La posizione di Cgil e Cisl è racchiusa in un documento letto da Giovanni Timoteo che racchiude parecchi spunti di riflessione. Intanto si chiede un generale miglioramento dell’offerta sanitaria in...

La posizione di Cgil e Cisl è racchiusa in un documento letto da Giovanni Timoteo che racchiude parecchi spunti di riflessione. Intanto si chiede un generale miglioramento dell’offerta sanitaria in provincia.

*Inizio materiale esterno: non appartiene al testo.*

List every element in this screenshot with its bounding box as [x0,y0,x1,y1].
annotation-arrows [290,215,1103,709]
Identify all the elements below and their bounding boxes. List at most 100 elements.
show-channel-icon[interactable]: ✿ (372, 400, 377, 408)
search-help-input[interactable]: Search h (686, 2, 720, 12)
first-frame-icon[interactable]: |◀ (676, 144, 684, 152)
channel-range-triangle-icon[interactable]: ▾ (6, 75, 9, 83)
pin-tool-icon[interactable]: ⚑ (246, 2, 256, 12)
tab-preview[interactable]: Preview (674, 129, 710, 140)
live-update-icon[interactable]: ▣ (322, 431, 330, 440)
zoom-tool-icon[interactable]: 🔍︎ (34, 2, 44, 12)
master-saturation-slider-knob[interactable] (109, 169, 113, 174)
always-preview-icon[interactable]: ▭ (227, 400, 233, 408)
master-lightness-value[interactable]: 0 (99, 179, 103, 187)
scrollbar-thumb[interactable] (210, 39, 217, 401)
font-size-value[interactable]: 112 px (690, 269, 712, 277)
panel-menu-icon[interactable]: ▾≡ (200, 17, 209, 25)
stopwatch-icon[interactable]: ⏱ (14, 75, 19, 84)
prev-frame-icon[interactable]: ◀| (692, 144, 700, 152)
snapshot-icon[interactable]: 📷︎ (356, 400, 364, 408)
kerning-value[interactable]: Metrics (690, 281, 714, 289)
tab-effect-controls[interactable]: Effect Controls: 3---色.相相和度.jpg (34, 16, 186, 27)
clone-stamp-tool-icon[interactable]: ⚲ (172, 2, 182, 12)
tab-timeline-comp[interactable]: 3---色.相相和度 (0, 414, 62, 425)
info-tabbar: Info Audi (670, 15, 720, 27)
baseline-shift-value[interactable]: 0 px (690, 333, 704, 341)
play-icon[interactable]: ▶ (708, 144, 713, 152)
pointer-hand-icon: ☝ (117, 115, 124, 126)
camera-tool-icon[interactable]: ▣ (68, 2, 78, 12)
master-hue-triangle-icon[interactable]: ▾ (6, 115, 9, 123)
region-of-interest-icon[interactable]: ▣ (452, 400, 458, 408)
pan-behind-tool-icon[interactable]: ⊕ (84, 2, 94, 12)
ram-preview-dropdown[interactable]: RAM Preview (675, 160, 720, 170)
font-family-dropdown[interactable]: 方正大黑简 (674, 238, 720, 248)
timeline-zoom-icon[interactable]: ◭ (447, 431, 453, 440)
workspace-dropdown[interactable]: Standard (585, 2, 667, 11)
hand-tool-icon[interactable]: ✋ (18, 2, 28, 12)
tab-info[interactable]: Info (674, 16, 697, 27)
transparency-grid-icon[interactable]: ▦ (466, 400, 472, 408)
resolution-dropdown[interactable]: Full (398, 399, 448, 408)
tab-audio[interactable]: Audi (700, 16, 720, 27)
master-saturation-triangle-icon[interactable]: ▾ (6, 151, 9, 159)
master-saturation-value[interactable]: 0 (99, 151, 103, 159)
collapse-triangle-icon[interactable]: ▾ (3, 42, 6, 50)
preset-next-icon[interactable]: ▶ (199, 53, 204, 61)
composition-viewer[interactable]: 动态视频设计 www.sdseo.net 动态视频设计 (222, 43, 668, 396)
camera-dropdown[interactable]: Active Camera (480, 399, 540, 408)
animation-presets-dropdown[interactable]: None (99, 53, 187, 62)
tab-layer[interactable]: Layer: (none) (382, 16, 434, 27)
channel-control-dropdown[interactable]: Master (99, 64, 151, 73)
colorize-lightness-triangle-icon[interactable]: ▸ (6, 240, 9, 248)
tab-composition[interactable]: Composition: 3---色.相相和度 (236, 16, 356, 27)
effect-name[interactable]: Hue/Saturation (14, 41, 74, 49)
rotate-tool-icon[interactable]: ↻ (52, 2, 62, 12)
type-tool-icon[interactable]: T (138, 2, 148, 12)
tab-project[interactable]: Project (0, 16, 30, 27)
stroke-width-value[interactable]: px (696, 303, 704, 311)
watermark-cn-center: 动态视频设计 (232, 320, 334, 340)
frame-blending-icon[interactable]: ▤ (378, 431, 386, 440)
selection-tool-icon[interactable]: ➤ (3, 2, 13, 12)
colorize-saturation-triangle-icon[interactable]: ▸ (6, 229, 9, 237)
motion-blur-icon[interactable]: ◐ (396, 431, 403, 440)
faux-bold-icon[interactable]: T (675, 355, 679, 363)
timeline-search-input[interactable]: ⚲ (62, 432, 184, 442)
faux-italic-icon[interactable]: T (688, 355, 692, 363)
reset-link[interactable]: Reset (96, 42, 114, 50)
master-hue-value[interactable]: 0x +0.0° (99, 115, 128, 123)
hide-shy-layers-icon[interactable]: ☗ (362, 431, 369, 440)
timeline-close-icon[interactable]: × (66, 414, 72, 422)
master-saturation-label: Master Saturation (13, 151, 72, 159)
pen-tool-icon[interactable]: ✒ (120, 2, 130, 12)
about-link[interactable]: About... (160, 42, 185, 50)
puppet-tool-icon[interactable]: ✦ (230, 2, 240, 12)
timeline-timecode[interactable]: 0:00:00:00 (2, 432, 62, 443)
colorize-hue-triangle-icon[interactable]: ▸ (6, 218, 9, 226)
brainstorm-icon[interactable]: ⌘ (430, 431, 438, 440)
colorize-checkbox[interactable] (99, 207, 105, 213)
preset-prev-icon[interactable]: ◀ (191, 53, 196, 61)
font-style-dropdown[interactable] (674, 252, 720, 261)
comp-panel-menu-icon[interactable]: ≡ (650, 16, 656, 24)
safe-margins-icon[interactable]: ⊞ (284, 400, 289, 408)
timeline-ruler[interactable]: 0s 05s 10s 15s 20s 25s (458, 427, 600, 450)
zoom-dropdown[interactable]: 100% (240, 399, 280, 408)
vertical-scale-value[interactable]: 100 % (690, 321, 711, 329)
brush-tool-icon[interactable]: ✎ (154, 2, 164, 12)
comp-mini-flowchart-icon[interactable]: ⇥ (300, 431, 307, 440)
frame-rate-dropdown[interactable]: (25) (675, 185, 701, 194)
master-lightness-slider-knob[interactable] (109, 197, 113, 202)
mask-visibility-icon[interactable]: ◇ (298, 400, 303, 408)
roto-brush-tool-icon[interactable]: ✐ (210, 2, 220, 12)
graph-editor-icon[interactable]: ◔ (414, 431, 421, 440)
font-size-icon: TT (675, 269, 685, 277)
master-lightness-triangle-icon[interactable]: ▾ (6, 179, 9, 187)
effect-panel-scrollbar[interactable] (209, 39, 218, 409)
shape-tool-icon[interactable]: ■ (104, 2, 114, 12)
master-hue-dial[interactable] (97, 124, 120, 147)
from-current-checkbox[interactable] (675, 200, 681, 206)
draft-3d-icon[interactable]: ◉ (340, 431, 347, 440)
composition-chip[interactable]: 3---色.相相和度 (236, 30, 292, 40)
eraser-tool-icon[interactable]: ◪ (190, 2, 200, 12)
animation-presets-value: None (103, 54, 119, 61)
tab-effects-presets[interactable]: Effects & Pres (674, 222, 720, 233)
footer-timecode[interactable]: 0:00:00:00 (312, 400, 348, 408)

Le liste di attesa vengono ritenute troppo lunghe, non a caso Timoteo cita gli oltre 190 giorni per una risonanza, 300 per una mammografia, 180 per una densitometria ossea, 165 per una colonscopia. Ora però la Asl – sottolinea – sta adottando delle contromisure, fra cui l’acquisto di tre nuove risonanze. E poi la mobilità passiva. «Nel 2018 i residenti nel Teramano hanno effettuato 11.295 ricoveri fuori Abruzzo (il 23,9% dei 47.175 ricoveri totali), con un tasso di emigrazione quasi doppio rispetto a quelli di Pescara. In termini economici sono 42,6 milioni andati fuori dal territorio provinciale». Altra spina nel fianco è la carenza di personale, rispetto alla dotazione organica mancano 430 unità circa. Sul nuovo ospedale i sindacati auspicano che Teramo ne abbia uno di secondo livello, ma dovrebbe essere utilizzato il Mazzini, se si potrà adeguare. Ma in caso di ospedale nuovo – che «porterebbe a ulteriore cementificazione» – si deve trovare un riutilizzo per il vecchio. E poi «assoluta contrarietà» al project financing. Indispensabile invece un riassetto della rete ospedaliera che sappia dare agli altri tre presidi «uno sbocco accettabile e sostenibile».